Auf diese Art und Weise fand man bei allem die möglichen Nebenwirkungen heraus. Spätestens wenn der Patient den Löffel abgab. Dies passierte aber in erster Linie bei Abgabe von Kräutern. Mit Akupunktur kann man nicht wirklich Schäden verursachen. Auch Nebenwirkungen gibt es nahezu keine, ausser der Behandler ist eine Niete.

Der Westen macht den Fehlern, Mittel (Medikamente) deren Urspung meistens nicht die Wiese ist, und somit näherer Kontrolle in Bezug auf Wirkung und Nebenwirkung benötigt, mit Methoden wie Akupunktur vergleichen will. Das kann nicht funktionieren, da Birne und Apfeln nicht das Gleiche ist. Selbst wenn man die absolute Wirkung der Akup. nachweisen könnte, in jeder Faser, was würde uns das nützen? Es gibt genügend Pfuscher, die Behandlungen vornehmen, wie Mukta geschrieben hat. Problem X = Punkt unten links. Mit den Kräuter ist es das Gleiche. Es gibt Firmen, die sich einen speziellen Markt erschaffen haben. Sie verkaufen Chin. Kräuter, welche aber nach dem westlichen Krankheitsmuster bestellt werden können.
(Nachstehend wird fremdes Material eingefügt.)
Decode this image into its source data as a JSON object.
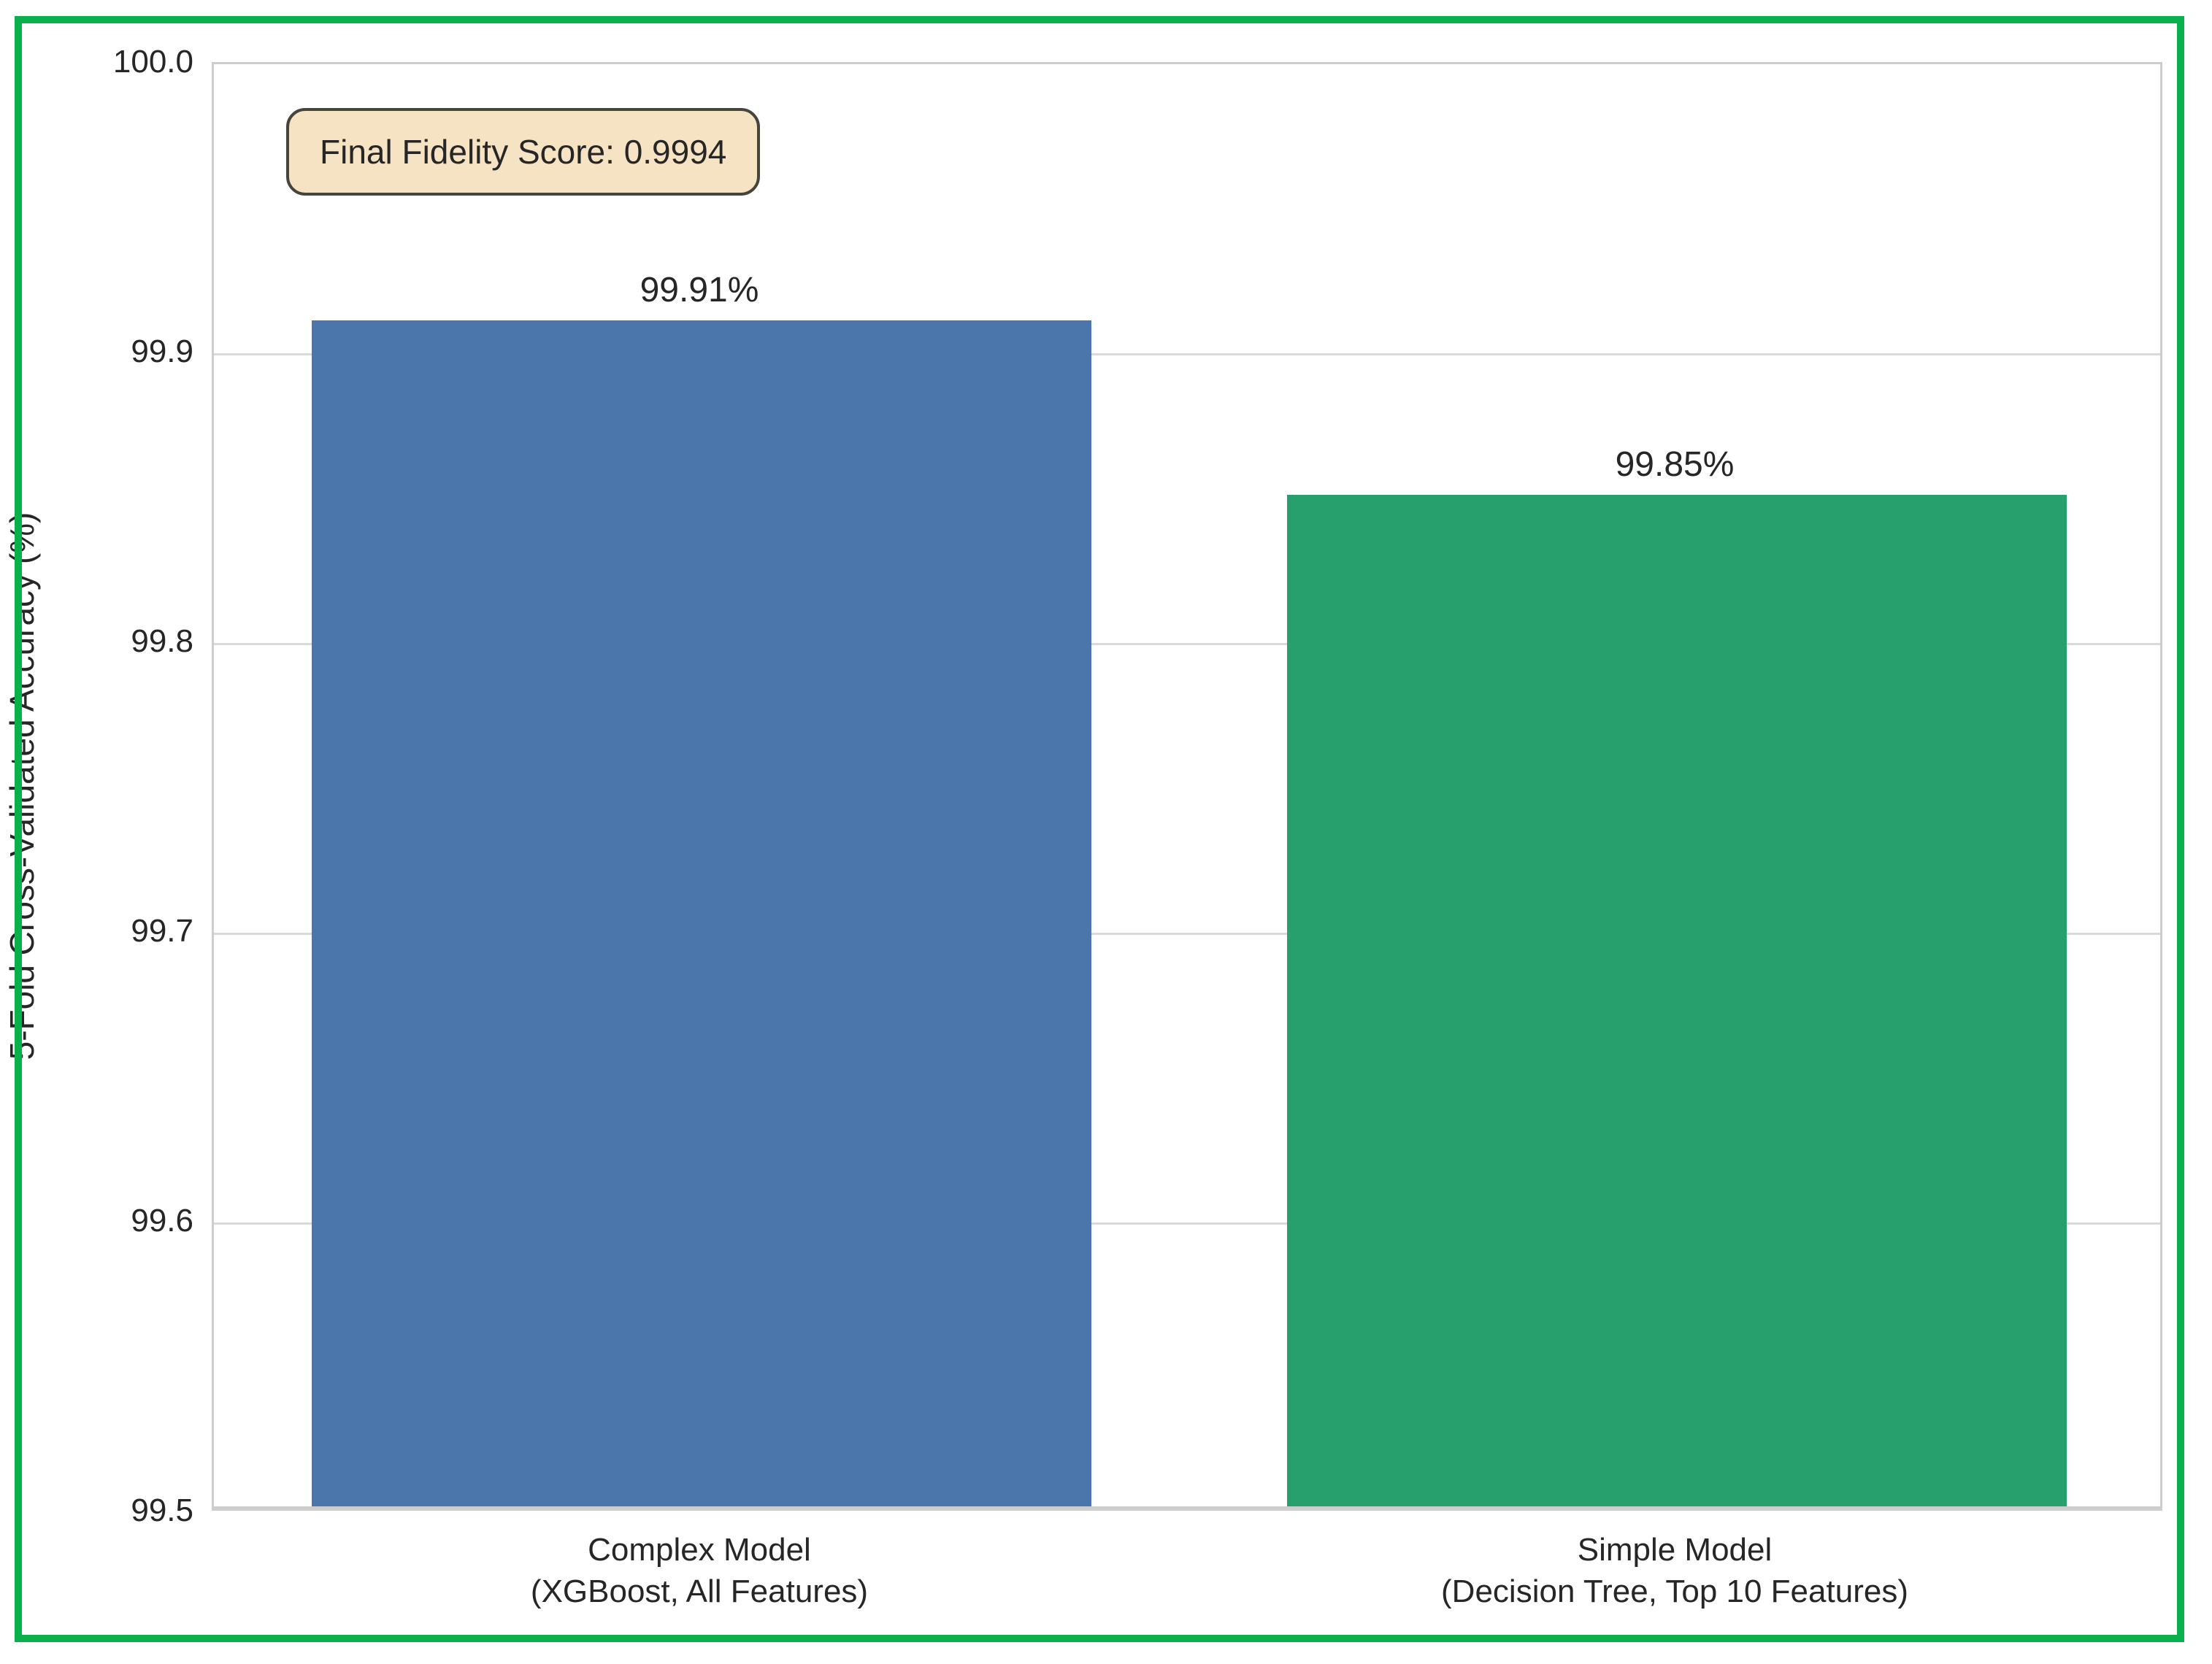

Schöne Idee, funktioniert aber in den seltensten Fällen.

Gruss
Tommy
 

Mukta

Geheimer Meister
16. Juli 2004
107
Re: Akupunktur

tommy schrieb:
Morgen sechsplusneungleichacht

fällt mir ein das jeder Aku-Punkt ausstrahlt d.h. es reicht den "Hof" um den Punkt zu stimulieren um die für den Punkt benannte Wirkung zu erzielen .
Nicht jeder Punkt ist gleich gross, je nachdem wie genau man den Punkt erwischt, desto besser oder schlechter ist die Wirkung. Eine Verallgemeinerung ist somit nicht möglich.

desweiteren hat ein punkt auch verschiedene zustände. er kann quasi »voll« oder »leer« sein oder er ist blockiert. dann muss man erst störungen bearbeiten, die diesen punkt, einen meridian oder eine ganze tiefenebene blockieren.

insgesamt ein sehr komplexes thema. doch die akupressur z.b. zeigt, dass es in einigen fällen auch reicht den hof eines punktes zu stimulieren. wobei das meist nur kurzfristige effekte hat und auch eine beständigere routine erfordert um einen dauerhaften effekt zu haben.

für die eigenbehandlung durch einen laien kann dies aber durchaus sinnvoll sein.